Dr. Harper commented, "The Dantari team has made great progress in building a world-class platform for oncology drug innovation. Dantari’s proprietary T-HDC platform provides significantly enhanced capabilities for targeted delivery of therapeutics, which I believe will usher in a step-change in the treatment of solid tumors. With Richard at the helm and this outstanding team, we look forward to the exciting future for this company and the medicines it will advance for patients."

As part of the Series A financing, Mark Davis, Ph.D., Warren and Katherine Schlinger Professor of Chemical Engineering at Caltech, and Pascal Touchon, president and CEO of Atara Biotherapeutics, join Drs. Harper and Markus on the Company’s board of directors.

DAN-222 Phase 1 dose-escalation data at San Antonio Breast Cancer Symposium
Poster Title: A Dose-escalation Study of the Safety and Pharmacology of DAN-222 in Subjects with Metastatic Breast Cancer (NCT05261269)
Presenter: Tim Hagerty, Ph.D., vice president of translational sciences, Dantari
Poster ID: OT3-28-01
Session: Ongoing Trials Poster Session 3
Date/Time/Location: Thursday, December 8, 2022; 5:00-6:15 PM CT, Henry B. Gonzalez Convention Center

DAN-222, a novel clinical investigational product, has complementary mechanism of action with PARP inhibitors and can be used in combination since it has demonstrated reduced bone marrow risk in preclinical models. Importantly, the complementary enhanced efficacy is independent of tumor homologous repair deficiency (HRD) status, including BRCA status.

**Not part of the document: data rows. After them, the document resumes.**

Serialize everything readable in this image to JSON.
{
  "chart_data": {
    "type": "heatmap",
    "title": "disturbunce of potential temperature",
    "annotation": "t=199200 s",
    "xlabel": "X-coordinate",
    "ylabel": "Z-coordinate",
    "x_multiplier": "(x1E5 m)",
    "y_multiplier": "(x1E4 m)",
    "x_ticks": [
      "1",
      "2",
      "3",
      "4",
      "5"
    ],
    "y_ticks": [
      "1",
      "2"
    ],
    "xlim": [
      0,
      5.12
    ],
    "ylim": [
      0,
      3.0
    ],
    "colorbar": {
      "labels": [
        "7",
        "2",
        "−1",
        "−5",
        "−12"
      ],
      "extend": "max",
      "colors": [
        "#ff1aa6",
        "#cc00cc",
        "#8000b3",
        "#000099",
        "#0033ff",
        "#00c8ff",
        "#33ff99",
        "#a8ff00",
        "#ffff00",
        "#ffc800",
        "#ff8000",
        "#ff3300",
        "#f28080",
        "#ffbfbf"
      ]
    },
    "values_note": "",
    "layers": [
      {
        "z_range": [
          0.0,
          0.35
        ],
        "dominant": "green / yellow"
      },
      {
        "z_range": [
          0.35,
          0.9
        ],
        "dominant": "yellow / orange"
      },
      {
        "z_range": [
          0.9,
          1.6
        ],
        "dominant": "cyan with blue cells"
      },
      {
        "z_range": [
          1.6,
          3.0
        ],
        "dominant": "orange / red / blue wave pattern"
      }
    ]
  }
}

This is an open-label, multicenter, dose-escalation study designed to assess the safety, tolerability, and pharmacokinetics (PK) of intravenously (IV) administered DAN-222 and includes a dose-escalation of DAN-222 in combination with niraparib in patients with HER2-negative metastatic breast cancer.

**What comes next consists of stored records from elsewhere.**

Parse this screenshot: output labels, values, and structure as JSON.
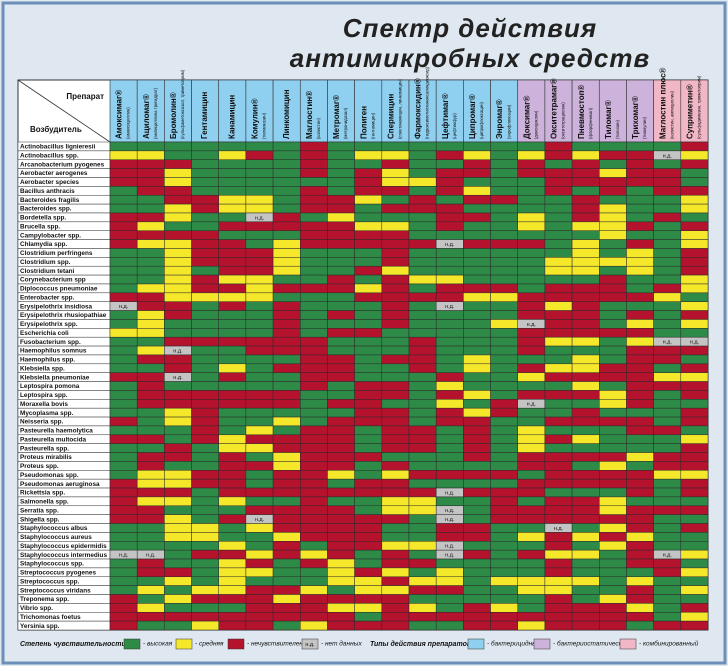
{
  "title": [
    "Спектр действия",
    "антимикробных средств"
  ],
  "corner": {
    "top": "Препарат",
    "bottom": "Возбудитель"
  },
  "levels": [
    {
      "color": "#2e8b47",
      "label": "- высокая"
    },
    {
      "color": "#f5e72a",
      "label": "- средняя"
    },
    {
      "color": "#b5122e",
      "label": "- нечувствителен"
    },
    {
      "color": "#c4c4c4",
      "label": "- нет данных",
      "mark": "н.д."
    }
  ],
  "types": [
    {
      "color": "#8fd0f0",
      "label": "- бактерицидный"
    },
    {
      "color": "#cdb3dc",
      "label": "- бактериостатический"
    },
    {
      "color": "#f2b7c6",
      "label": "- комбинированный"
    }
  ],
  "legend_titles": [
    "Степень чувствительности:",
    "Типы действия препаратов:"
  ],
  "columns": [
    {
      "name": "Амоксимаг®",
      "sub": "(амоксициллин)",
      "type": 0
    },
    {
      "name": "Ациломаг®",
      "sub": "(ампициллина тригидрат)",
      "type": 0
    },
    {
      "name": "Бромолин®",
      "sub": "(сульфаметоксазол, триметоприм)",
      "type": 0
    },
    {
      "name": "Гентамицин",
      "type": 0
    },
    {
      "name": "Канамицин",
      "type": 0
    },
    {
      "name": "Комулин®",
      "sub": "(тилмикозин)",
      "type": 0
    },
    {
      "name": "Линкомицин",
      "type": 0
    },
    {
      "name": "Маглостин®",
      "sub": "(колистин)",
      "type": 0
    },
    {
      "name": "Метромаг®",
      "sub": "(метронидазол)",
      "type": 0
    },
    {
      "name": "Полиген",
      "sub": "(гентамицин)",
      "type": 0
    },
    {
      "name": "Спермицин",
      "sub": "(спектиномицин, линкомицин)",
      "type": 0
    },
    {
      "name": "Фармоксидин®",
      "sub": "(гидроксиметилхиноксалиндиоксид)",
      "type": 0
    },
    {
      "name": "Цефтимаг®",
      "sub": "(цефтиофур)",
      "type": 0
    },
    {
      "name": "Ципромаг®",
      "sub": "(ципрофлоксацин)",
      "type": 0
    },
    {
      "name": "Энромаг®",
      "sub": "(энрофлоксацин)",
      "type": 0
    },
    {
      "name": "Доксимаг®",
      "sub": "(доксициклин)",
      "type": 1
    },
    {
      "name": "Окситетрамаг®",
      "sub": "(окситетрациклин)",
      "type": 1
    },
    {
      "name": "Пневмостоп®",
      "sub": "(флорфеникол)",
      "type": 1
    },
    {
      "name": "Тиломаг®",
      "sub": "(тилозин)",
      "type": 1
    },
    {
      "name": "Трихомаг®",
      "sub": "(тиамулин)",
      "type": 1
    },
    {
      "name": "Маглостин плюс®",
      "sub": "(колистин, ампициллин)",
      "type": 2
    },
    {
      "name": "Суприметин®",
      "sub": "(сульфадимезин, триметоприм)",
      "type": 2
    }
  ],
  "rows": [
    {
      "name": "Actinobacillus lignieresii",
      "cells": "0000000200000000200002"
    },
    {
      "name": "Actinobacillus spp.",
      "cells": "1100120201102101212231"
    },
    {
      "name": "Arcanobacterium pyogenes",
      "cells": "2220000200200202020202"
    },
    {
      "name": "Aerobacter aerogenes",
      "cells": "2210000202102202221220"
    },
    {
      "name": "Aerobacter species",
      "cells": "2210000002112000222220"
    },
    {
      "name": "Bacillus anthracis",
      "cells": "0220000202202100202022"
    },
    {
      "name": "Bacteroides fragilis",
      "cells": "0022110221020220020001"
    },
    {
      "name": "Bacteroides spp.",
      "cells": "0012110220222000021001"
    },
    {
      "name": "Bordetella spp.",
      "cells": "2210032010002201021020"
    },
    {
      "name": "Brucella spp.",
      "cells": "2100222221102001011202"
    },
    {
      "name": "Campylobacter spp.",
      "cells": "2222000222200000001001"
    },
    {
      "name": "Chlamydia spp.",
      "cells": "2112201222223222010201"
    },
    {
      "name": "Clostridium perfringens",
      "cells": "0012221000200000010102"
    },
    {
      "name": "Clostridium spp.",
      "cells": "0012221000200000111102"
    },
    {
      "name": "Clostridium tetani",
      "cells": "0010221002100000110102"
    },
    {
      "name": "Corynebacterium spp",
      "cells": "0012110020211000002001"
    },
    {
      "name": "Diplococcus pneumoniae",
      "cells": "0112212221202220222021"
    },
    {
      "name": "Enterobacter spp.",
      "cells": "2211110002222112222210"
    },
    {
      "name": "Erysipelothrix insidiosa",
      "cells": "3220202000203002120001"
    },
    {
      "name": "Erysipelothrix rhusiopathiae",
      "cells": "0120002020200002220202"
    },
    {
      "name": "Erysipelothrix spp.",
      "cells": "0100002000200013220101"
    },
    {
      "name": "Escherichia coli",
      "cells": "1100002022000002222200"
    },
    {
      "name": "Fusobacterium spp.",
      "cells": "0022222200020002110133"
    },
    {
      "name": "Haemophilus somnus",
      "cells": "0130022200020002000222"
    },
    {
      "name": "Haemophilus spp.",
      "cells": "0220000220220100010220"
    },
    {
      "name": "Klebsiella spp.",
      "cells": "0020102220020102112202"
    },
    {
      "name": "Klebsiella pneumoniae",
      "cells": "2230200220002001222211"
    },
    {
      "name": "Leptospira pomona",
      "cells": "0200000202201000010222"
    },
    {
      "name": "Leptospira spp.",
      "cells": "0222222002202102221202"
    },
    {
      "name": "Moraxella bovis",
      "cells": "0222222022001023001200"
    },
    {
      "name": "Mycoplasma spp.",
      "cells": "0012000002202120020002"
    },
    {
      "name": "Neisseria spp.",
      "cells": "2012001022202200222202"
    },
    {
      "name": "Pasteurella haemolytica",
      "cells": "0002010220220201000220"
    },
    {
      "name": "Pasteurella multocida",
      "cells": "2202122220220201210001"
    },
    {
      "name": "Pasteurella spp.",
      "cells": "0020112220220201000002"
    },
    {
      "name": "Proteus mirabilis",
      "cells": "0220201222000202222122"
    },
    {
      "name": "Proteus spp.",
      "cells": "0200221220200002201022"
    },
    {
      "name": "Pseudomonas spp.",
      "cells": "0112202210122220222211"
    },
    {
      "name": "Pseudomonas aeruginosa",
      "cells": "2112202202200002222202"
    },
    {
      "name": "Rickettsia spp.",
      "cells": "2220222222223222000202"
    },
    {
      "name": "Salmonella spp.",
      "cells": "2110100200110020221000"
    },
    {
      "name": "Serratia spp.",
      "cells": "2200022220113022221222"
    },
    {
      "name": "Shigella spp.",
      "cells": "2210232222203022222200"
    },
    {
      "name": "Staphylococcus albus",
      "cells": "0011012222002200301202"
    },
    {
      "name": "Staphylococcus aureus",
      "cells": "0011001222002201212100"
    },
    {
      "name": "Staphylococcus epidermidis",
      "cells": "0000102022113000201200"
    },
    {
      "name": "Staphylococcus intermedius",
      "cells": "3302212120203202110231"
    },
    {
      "name": "Staphylococcus spp.",
      "cells": "0200120210220000200220"
    },
    {
      "name": "Streptococcus pyogenes",
      "cells": "0220110012101000200021"
    },
    {
      "name": "Streptococcus spp.",
      "cells": "0010100011211011110100"
    },
    {
      "name": "Streptococcus viridans",
      "cells": "0101122101122001100201"
    },
    {
      "name": "Treponema spp.",
      "cells": "2012221222200000201200"
    },
    {
      "name": "Vibrio spp.",
      "cells": "2100022211210210222102"
    },
    {
      "name": "Trichomonas foetus",
      "cells": "2222222220222222222201"
    },
    {
      "name": "Yersinia spp.",
      "cells": "2001220122200221222022"
    }
  ]
}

Results from the first three cohorts showed that the PK profiles of DAN-222 are linear and dose proportional, and that DAN-222 is stable and releasing the payload with consistent kinetics with very low variability between patients (CV% = 7.1 – 20.5). The PK profile of DAN-222 is consistent with and without niraparib.

"These early data on DAN-222 are encouraging as they show this novel platform with high chemotherapy capability appears to be delivering as expected and is well tolerated by patients," said Sara A. Hurvitz, M.D., associate professor at the David Geffen School of Medicine at University of California, Los Angeles (UCLA), medical director of the Jonsson Comprehensive Cancer Center Clinical Research Unit, co-director of the Santa Monica-UCLA Outpatient Oncology Practices, director of the Breast Cancer Clinical Trials Program at UCLA, and clinical consultant and principal investigator of the study.